Crónicas de Maledicência – O Sorteio do Ano

Muito engenhosa esta ideia emanada do Ministério das Finanças de sortear faturas de consumo atribuindo prémios que podem ir desde descontos no IVA, no IRS, até prémios pecuniários no valor de dez milhões de euros. A intenção é, claro está, incentivar as pessoas a pedir fatura.

Ou seja, se, até agora, a fila nas finanças era para entregar declarações ou fazer pagamentos, a partir do próximo ano haverá também filas para meter a fatura-milhões e levantar prémios. Por isso, caro leitor, se vir alguém sair da repartição de finanças do seu bairro com uma torradeira debaixo do braço, não estranhe, não há engano nenhum. É um premiozinho ou alguém a reclamar dentro do prazo de garantia.

Os comerciantes é que andam de sobrolho franzido. É que os portugueses andavam a não levar isto das faturas a sério e já um ou dois tinha sido visto a pagar um café sem pedir fatura. Casos raros mas, que, infelizmente, acontecem. Pois agora acabou a mama do branqueamento. Português que é português e sério, pede e guarda a fatura!

A medida tem diversas vantagens, uma delas é contribuir significativamente para diminuir o desemprego e melhorar a economia.
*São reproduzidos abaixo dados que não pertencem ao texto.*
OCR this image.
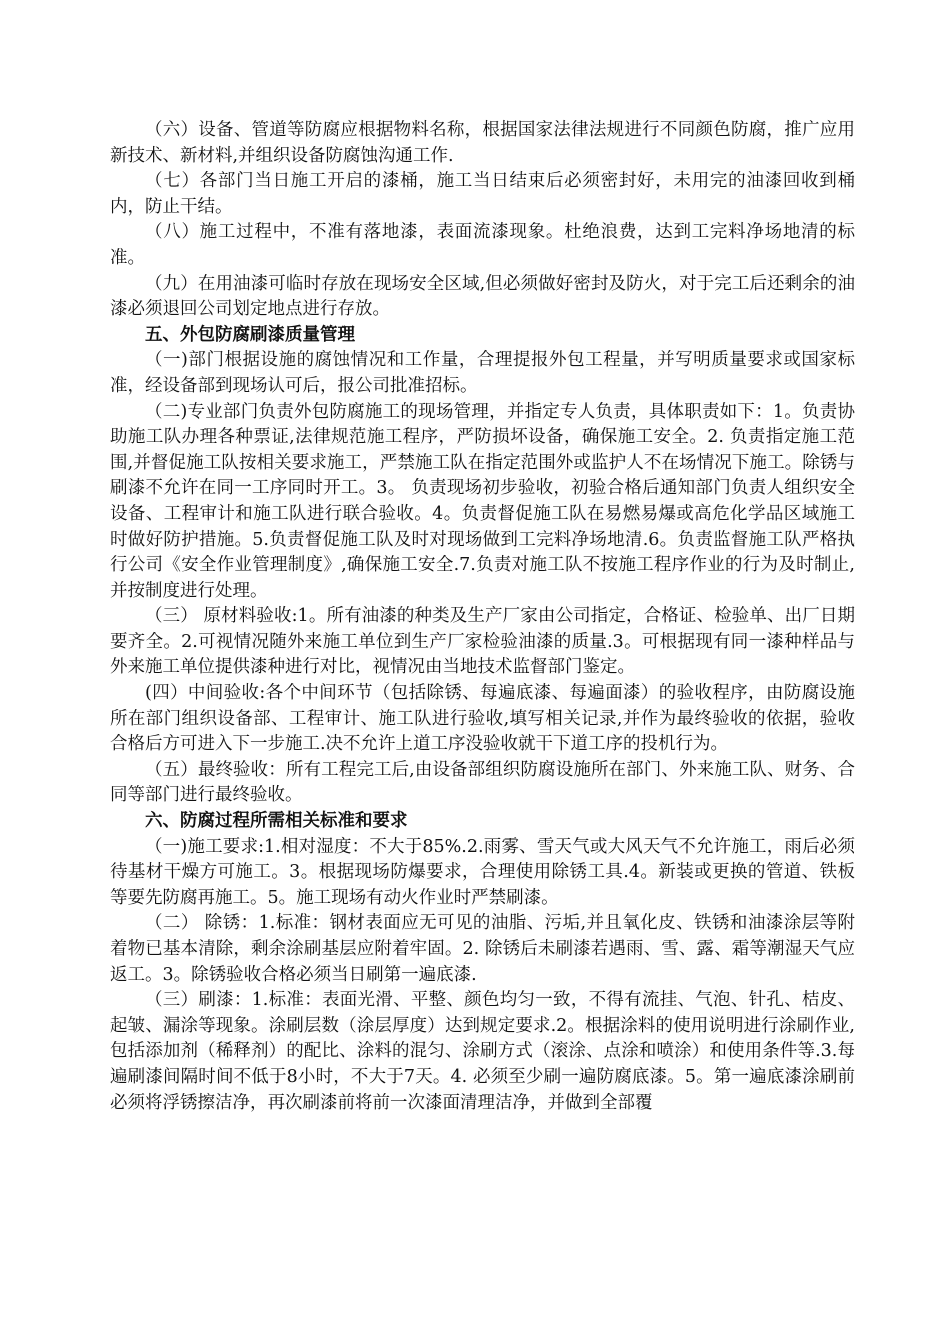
（六）设备、管道等防腐应根据物料名称，根据国家法律法规进行不同颜色防腐，推广应用新技术、新材料,并组织设备防腐蚀沟通工作.

（七）各部门当日施工开启的漆桶，施工当日结束后必须密封好，未用完的油漆回收到桶内，防止干结。

（八）施工过程中，不准有落地漆，表面流漆现象。杜绝浪费，达到工完料净场地清的标准。

（九）在用油漆可临时存放在现场安全区域,但必须做好密封及防火，对于完工后还剩余的油漆必须退回公司划定地点进行存放。

五、外包防腐刷漆质量管理

（一)部门根据设施的腐蚀情况和工作量，合理提报外包工程量，并写明质量要求或国家标准，经设备部到现场认可后，报公司批准招标。

（二)专业部门负责外包防腐施工的现场管理，并指定专人负责，具体职责如下：1。负责协助施工队办理各种票证,法律规范施工程序，严防损坏设备，确保施工安全。2. 负责指定施工范围,并督促施工队按相关要求施工，严禁施工队在指定范围外或监护人不在场情况下施工。除锈与刷漆不允许在同一工序同时开工。3。 负责现场初步验收，初验合格后通知部门负责人组织安全设备、工程审计和施工队进行联合验收。4。负责督促施工队在易燃易爆或高危化学品区域施工时做好防护措施。5.负责督促施工队及时对现场做到工完料净场地清.6。负责监督施工队严格执行公司《安全作业管理制度》,确保施工安全.7.负责对施工队不按施工程序作业的行为及时制止,并按制度进行处理。

（三） 原材料验收:1。所有油漆的种类及生产厂家由公司指定，合格证、检验单、出厂日期要齐全。2.可视情况随外来施工单位到生产厂家检验油漆的质量.3。可根据现有同一漆种样品与外来施工单位提供漆种进行对比，视情况由当地技术监督部门鉴定。

(四）中间验收:各个中间环节（包括除锈、每遍底漆、每遍面漆）的验收程序，由防腐设施所在部门组织设备部、工程审计、施工队进行验收,填写相关记录,并作为最终验收的依据，验收合格后方可进入下一步施工.决不允许上道工序没验收就干下道工序的投机行为。

（五）最终验收：所有工程完工后,由设备部组织防腐设施所在部门、外来施工队、财务、合同等部门进行最终验收。

六、防腐过程所需相关标准和要求

（一)施工要求:1.相对湿度：不大于85%.2.雨雾、雪天气或大风天气不允许施工，雨后必须待基材干燥方可施工。3。根据现场防爆要求，合理使用除锈工具.4。新装或更换的管道、铁板等要先防腐再施工。5。施工现场有动火作业时严禁刷漆。

（二） 除锈：1.标准：钢材表面应无可见的油脂、污垢,并且氧化皮、铁锈和油漆涂层等附着物已基本清除，剩余涂刷基层应附着牢固。2. 除锈后未刷漆若遇雨、雪、露、霜等潮湿天气应返工。3。除锈验收合格必须当日刷第一遍底漆.

（三）刷漆：1.标准：表面光滑、平整、颜色均匀一致，不得有流挂、气泡、针孔、桔皮、起皱、漏涂等现象。涂刷层数（涂层厚度）达到规定要求.2。根据涂料的使用说明进行涂刷作业,包括添加剂（稀释剂）的配比、涂料的混匀、涂刷方式（滚涂、点涂和喷涂）和使用条件等.3.每遍刷漆间隔时间不低于8小时，不大于7天。4. 必须至少刷一遍防腐底漆。5。第一遍底漆涂刷前必须将浮锈擦洁净，再次刷漆前将前一次漆面清理洁净，并做到全部覆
É que vão ser precisas mais pessoas a trabalhar nas finanças e, para poderem organizar as faturas em casa, os portugueses vão comprar dossiês, micas, separadores, agrafadores, furadores, canetas, lápis, computadores para calcular apostas múltiplas, enfim, haverá todo um agitar que só fará bem à economia nacional. Tantos problemas e afinal a luz surge ao fundo do tunel na ponta de uma fatura!

A culpa disto tudo, culpa da boa, claro está, é da Igreja Católica por mão da sacrossanta Casa da Misericórdia que enfiou com o vício do jogo nos portugueses de tal forma que nem a douta e sempre certa  e totalmente isenta de falhas repartição geral de finanças lhe escapou. Se os padres não andassem aí a fazer dinheiro com o jogo, os comerciantes agora podiam continuar a fugir aos impostos. Assim, tudo vai mudar. Para melhor claro está! 

Eu cá estou curioso. Imaginem que a coisa pega e passa também para a lotaria popular. Parece que já estou a ver o senhor do fato a cantar:

Cinqueenta e dois mil trezeeeentos e vinte e seeete: meeenos duzeeentos euros no iiiiva!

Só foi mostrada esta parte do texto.